He makes love to me that night. It’s the only way to describe the way he touches me, the way his lips find every hollow, the way he never once looks away from my face.
When it’s over, he pulls me under the covers and wraps me up, tucking my body against his with a possessiveness that feels more like comfort than conquest.
We drift in and out of sleep, waking sometimes to the noise of the city or to each other’s touch, neither of us willing to let go.
I wake up before him, just barely before sunrise. His arm is heavy over my waist, his breath soft and even. I watch him, the way sleep smooths the hard edge from his jaw, the way one hand twitches slightly, as if chasing after something in a dream.
For a long time, I stay still, greedy for the weight and warmth of him, for the illusion that this could last longer than one perfect week.
Eventually, James shifts awake. His hand flexes on my waist, the tattooed lines on his forearm catching the pearled blue light.
“Staring at me?” he mumbles, voice rough with sleep.
“Trying to memorize you like this,” I admit.
He cracks an eye open, then closes it again, dragging me closer until my skin is flush to his.
“You want coffee?” he offers after a minute.

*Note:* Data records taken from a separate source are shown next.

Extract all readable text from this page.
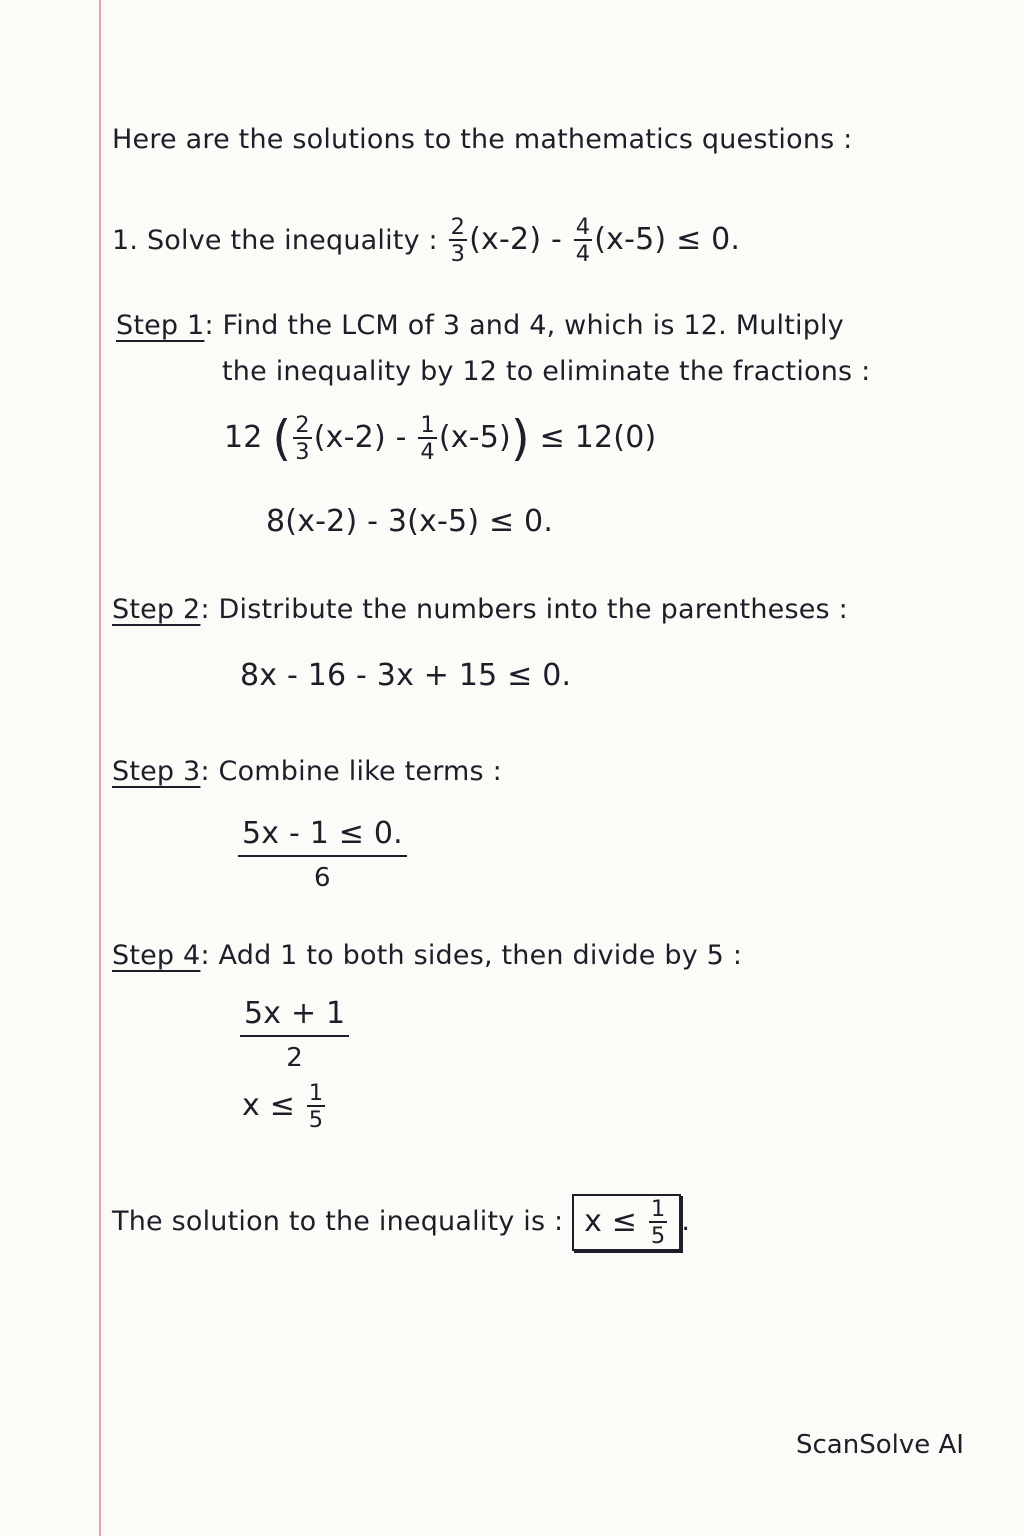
Here are the solutions to the mathematics questions :
1. Solve the inequality : $\frac{2}{3} (x-2) - \frac{4}{4} (x-5) \le 0$.
Step 1: Find the LCM of 3 and 4, which is 12. Multiply
the inequality by 12 to eliminate the fractions :
12 ( $\frac{2}{3} (x-2) - \frac{1}{4} (x-5)) \le 12(0)$
8(x-2) - 3(x-5) ≤ 0.
Step 2: Distribute the numbers into the parentheses :
8x - 16 - 3x + 15 ≤ 0.
Step 3: Combine like terms :
$\frac{5x - 1 \le 0.}{6}$
Step 4: Add 1 to both sides, then divide by 5 :
$\frac{5x + 1}{2}$
$x \le \frac{1}{5}$
The solution to the inequality is : $x \le \frac{1}{5}$ .
ScanSolve AI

“Do you have to move to get it?”
“Not if you don’t want me to,” he replies, and we lay there, suspended outside of time, until we absolutely cannot anymore.
Packing is painful.
We alternate showers, folding the week away into zipped suitcases, both pretending not to notice how careful we’ve become in navigating the shared space. But really, we are just avoiding the part where one of us has to say, “I’ll see you at work.”
As we gather the last of our things, James pulls me toward him, his hand at the back of my neck. He kisses me once slowly, almost mournfully, then releases me with a final squeeze.
“Ready?” he asks, and neither of us says what we’re actually ready for.
I nod, and we head for the airport to catch our flight back to reality.
Chapter 24
The memory of James’s hands and what they did to me in that hotel lingers long after the conference. Weeks have passed, but the imprint is still vivid, impossible to ignore.
I know how he sounds in the morning. How he looks without a stitch of clothing. The small involuntary flex of his jaw when I tease him past the point of patience.
But we are back to our routine of office etiquette.
James is nothing if not disciplined. He looks at me in staff meetings exactly as he looks at everyone else: polite and a little distant. I tell myself I like it this way. That I need the distance, the plausible deniability of being just another associate in this office.
Except sometimes late in the day, I’ll catch him standing in his office, thumb pressed to his mouth in thought, gaze flickering to my office. Not every glance is for me, but every so often one is. And when it lands, I feel it everywhere.
I try to throw myself into my work, resetting my focus and priorities where they should be. But I can’t stop thinking about them.
Both of them.
I walk into the employee lounge to grab a breakfast bar and find Nash already there. He doesn’t see me at first, squinting intensely at the drip machine.
“You willing it to brew faster?” I ask, my voice sounding tired.
Nash looks up, and his whole face changes. That’s the thing about him: nothing subtle, every reaction obvious.
“Hey, doll,” he says.
“Hi, trouble.” I move around him, shoulder brushing his, and the energy between us is so different from what James conjures.